Monday, July 18, 2011

To tell or not to tell...

Since my diagnosis with narcolepsy, I have struggled with who to tell and who not to tell. I haven't even told everyone in my family that I have narcolepsy. Clarification: I have told everyone in my family, not everyone in my husband's family. I never even told my mother-in-law. My husband thinks he may have told her somewhere along the road, but she never asks me any questions. She would be the type to think that I just nod off and you can give me a shake, and Voila! I am awake! If only it were that easy...

At work, I had a few close friends that I told, one of which had been with me more than once when an episode hit prior to me being diagnosed. But what would happen if they weren't around or I couldn't reach them before I went out? I was torn. It isn't anyone's business, my medical history. And how would they take it? Would they realize how serious it was? How it affects each and every moment of every day of my life? Truth is, some will, some won't. I learned the hard way, but that is a post for another day!

After having several serious episodes in a row, I finally got a medical bracelet. You see, when I fall asleep, you would think I was completely unconscious. At first, I can hear what is going on around me but can't move. At all. Not even lift a finger. I have cataplexy, which is also called 'sleep paralysis'. I lose all of my muscle tone. Pick up my arm, it'll flop right back down. I drool. A lot. Good luck finding my blood pressure or pulse; they drop so low that sometimes they are unable to be detected. Think of how you are in deep sleep in the middle of the night. Your blood pressure and pulse slow, your respirations slow...same thing for me during an episode.
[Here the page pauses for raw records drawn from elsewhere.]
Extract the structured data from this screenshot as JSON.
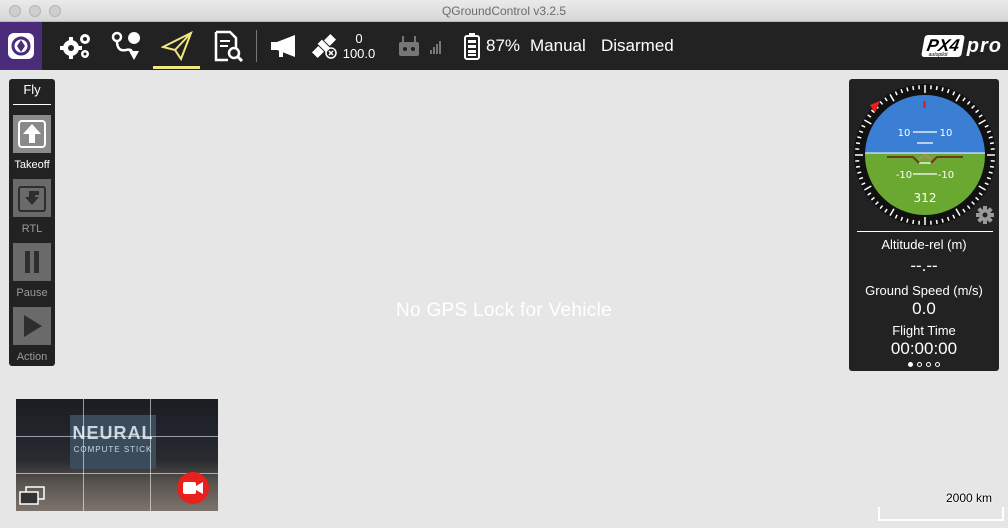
{
  "window": {
    "title": "QGroundControl v3.2.5"
  },
  "toolbar": {
    "gps_count": "0",
    "gps_hdop": "100.0",
    "battery": "87%",
    "flight_mode": "Manual",
    "arm_status": "Disarmed",
    "brand_box": "PX4",
    "brand_sub": "autopilot",
    "brand_pro": "pro"
  },
  "fly_tools": {
    "title": "Fly",
    "items": [
      {
        "label": "Takeoff",
        "icon": "takeoff-icon",
        "enabled": true
      },
      {
        "label": "RTL",
        "icon": "rtl-icon",
        "enabled": false
      },
      {
        "label": "Pause",
        "icon": "pause-icon",
        "enabled": false
      },
      {
        "label": "Action",
        "icon": "action-icon",
        "enabled": false
      }
    ]
  },
  "map": {
    "message": "No GPS Lock for Vehicle",
    "scale_label": "2000 km"
  },
  "instrument": {
    "pitch_labels": [
      "10",
      "10",
      "-10",
      "-10"
    ],
    "heading": "312",
    "values": [
      {
        "label": "Altitude-rel (m)",
        "value": "--.--"
      },
      {
        "label": "Ground Speed (m/s)",
        "value": "0.0"
      },
      {
        "label": "Flight Time",
        "value": "00:00:00"
      }
    ],
    "page_dots": 4,
    "active_page": 0
  },
  "video": {
    "overlay_big": "NEURAL",
    "overlay_small": "COMPUTE STICK"
  },
  "colors": {
    "toolbar_bg": "#222222",
    "qgc_button": "#4a2c7a",
    "active_underline": "#f2e77d",
    "sky": "#3a7fd4",
    "ground": "#6aa832",
    "record": "#e8201e"
  }
}
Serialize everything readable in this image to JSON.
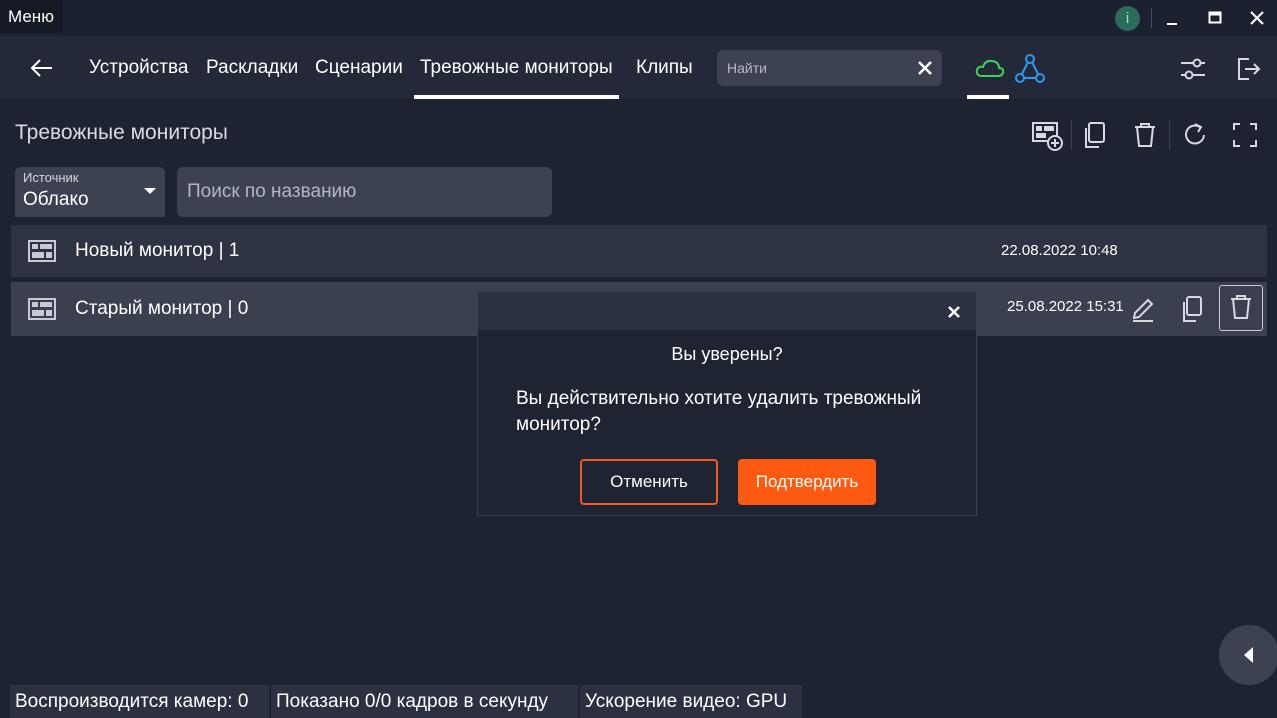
{
  "titlebar": {
    "menu_label": "Меню",
    "info_glyph": "i"
  },
  "nav": {
    "tabs": [
      "Устройства",
      "Раскладки",
      "Сценарии",
      "Тревожные мониторы",
      "Клипы"
    ],
    "active_tab": "Тревожные мониторы",
    "search_placeholder": "Найти",
    "cloud_color": "#3fd15a",
    "network_color": "#2b9af0"
  },
  "page": {
    "title": "Тревожные мониторы"
  },
  "filters": {
    "source_label": "Источник",
    "source_value": "Облако",
    "name_search_placeholder": "Поиск по названию"
  },
  "monitors": [
    {
      "name": "Новый монитор  | 1",
      "date": "22.08.2022 10:48"
    },
    {
      "name": "Старый монитор  | 0",
      "date": "25.08.2022 15:31"
    }
  ],
  "dialog": {
    "title": "Вы уверены?",
    "message": "Вы действительно хотите удалить тревожный монитор?",
    "cancel_label": "Отменить",
    "confirm_label": "Подтвердить",
    "accent_color": "#ff5a12"
  },
  "statusbar": {
    "cameras": "Воспроизводится камер: 0",
    "fps": "Показано 0/0 кадров в секунду",
    "accel": "Ускорение видео: GPU"
  }
}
Coming out of an episode, same deal. I can hear what is going on around me but can't move yet. When I am finally able to move, I need assistance. My speech is slurred, my gait unsteady. All of these symptoms can be mistaken for something else, hence the medical bracelet. I don't need it to save my life, just to save an unnecessary trip to the ER if someone were to find me fast asleep...

Sunday, July 10, 2011

"Hi, I'm (insert name here), and I'm a Narcoleptic"

Stigmatized. That is how I felt when I was first diagnosed with narcolepsy. All I could think of was Prince Valium from the movie "Spaceballs". Or the narcoleptic puppies on YouTube that everyone thinks are hysterical. Except this is not funny. This is my life, and I am slowly learning how to live it as a narcoleptic.

I know what narcolepsy is like for me. I don't know what it is like for others. But I need to. I don't know any other narcoleptics, but I feel the need to share my story, and that is why I created this blog.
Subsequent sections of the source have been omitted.